Personally I used nginx manager gui to setup a reverse proxy using a free dynamic DNS from afraid.org using their their generated cron job example that I copy and pasted into crontab -e. I setup nginx manager in docker in network host mode, so I can forward to localhost port 2283 in nginx manager so the only ports open in my firewall are 80 and 443 for https. Only connect via https to avoid man the middle attacks.
If you are using ipv4 you might need to port forward port 80 and 443 in your router settings and set a static IP. I personally use ipv6 as it’s provides less latency in my case.

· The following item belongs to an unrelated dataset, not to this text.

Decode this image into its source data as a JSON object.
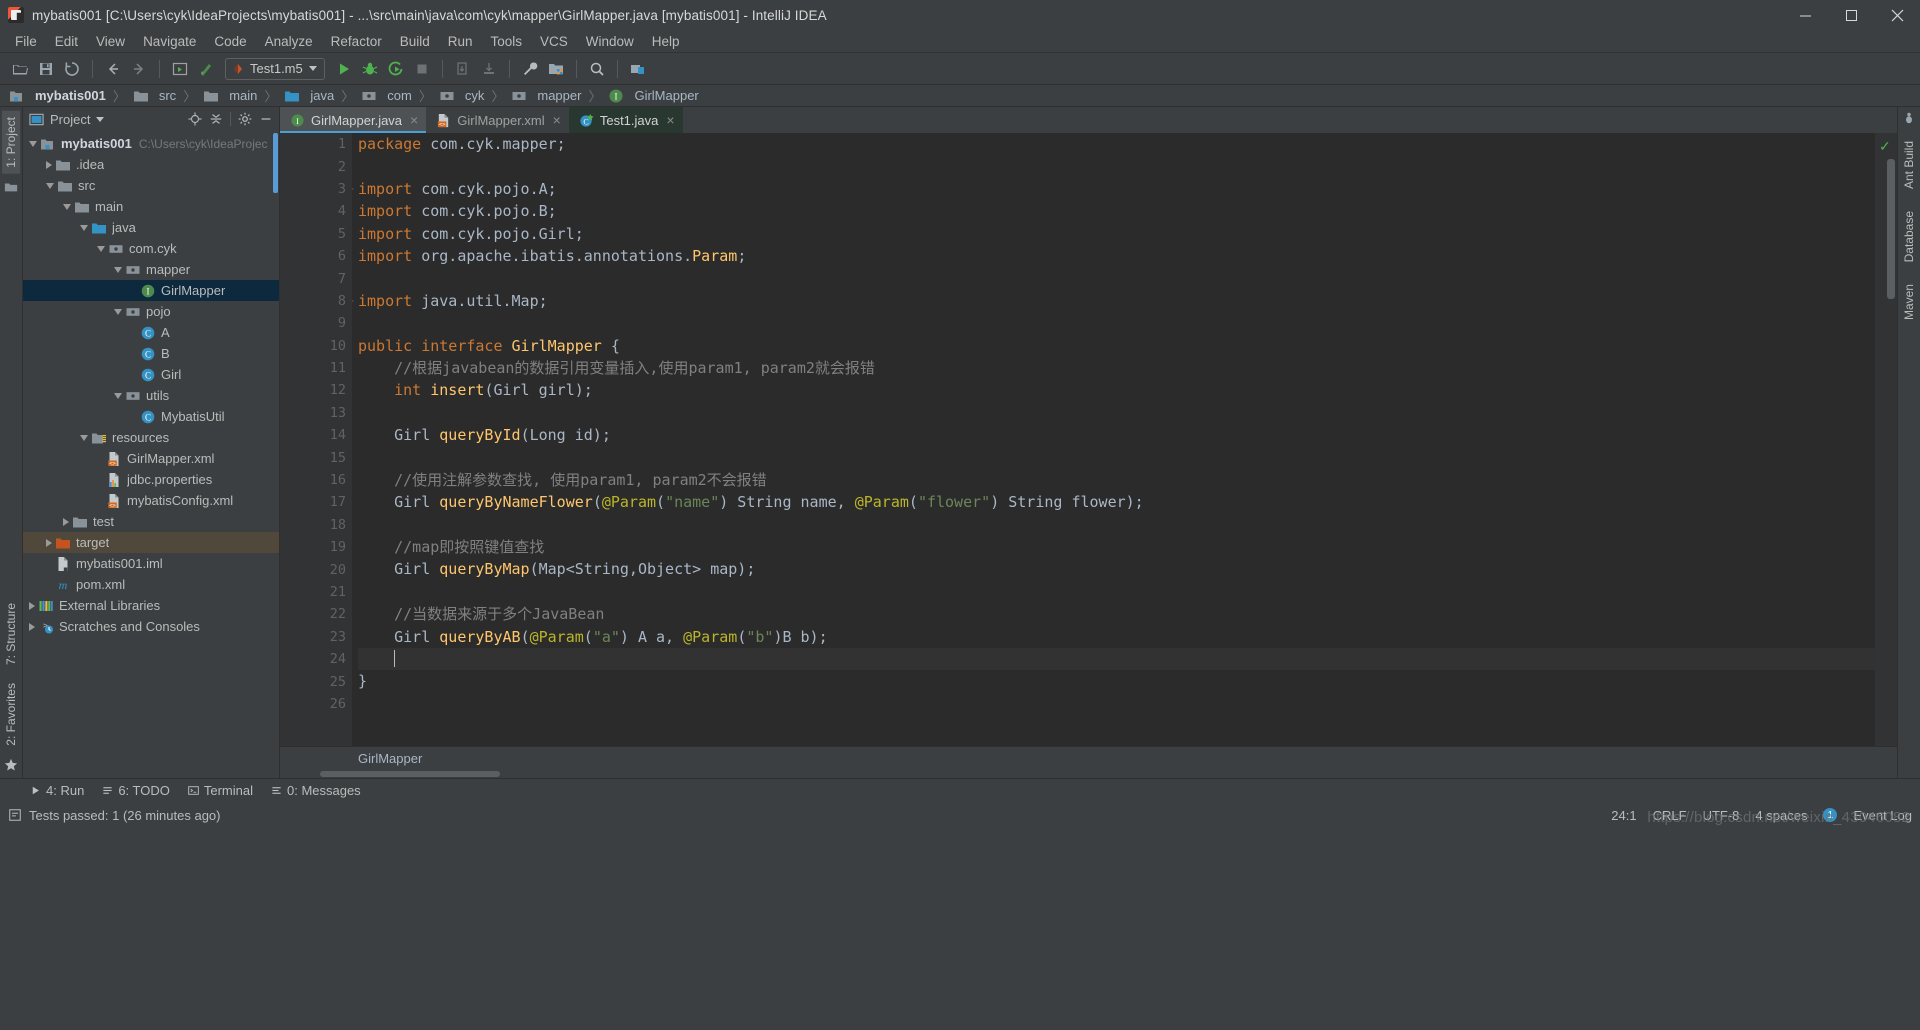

It doesn’t require any more skills than it’s takes to setup immich in first place… So it’s not too hard
I’m a mix between Tailscale and Nginx Proxy Manager. One issue I kept running into with Nginx Proxy Manager with Immich is that when I upload a large photo or video on the website, it throws me an error every time because the file is too big. I tried to fix the Ngnix Proxy max body size in the configuration but still didn’t work for some reason. However, If I upload it through my phone with the website URL, it doesn’t give me any errors. Currently, I’m transitioning to use Tailscale more because I’m running Headscale which manages my VPN connection (doesn’t go through Tailscale servers to relay to my server). Plus it’s more secure than https.
What about not using any encryption ? The docs say that it’ll raise a security issue on the client browser, but what if the client is using the app ?
Edit : btw, where could there be a tutorial on how to set up the reverse proxy for Immich ? I don’t really see any tutorial on how to set it up in the docs, even though it’s said that it’s complex to set up
You can also create a tunnel to a local NPM and protect the access through their “Access” app.
On Immich side, Google authentication can be used directly through OAuth so you can have the best of two worlds.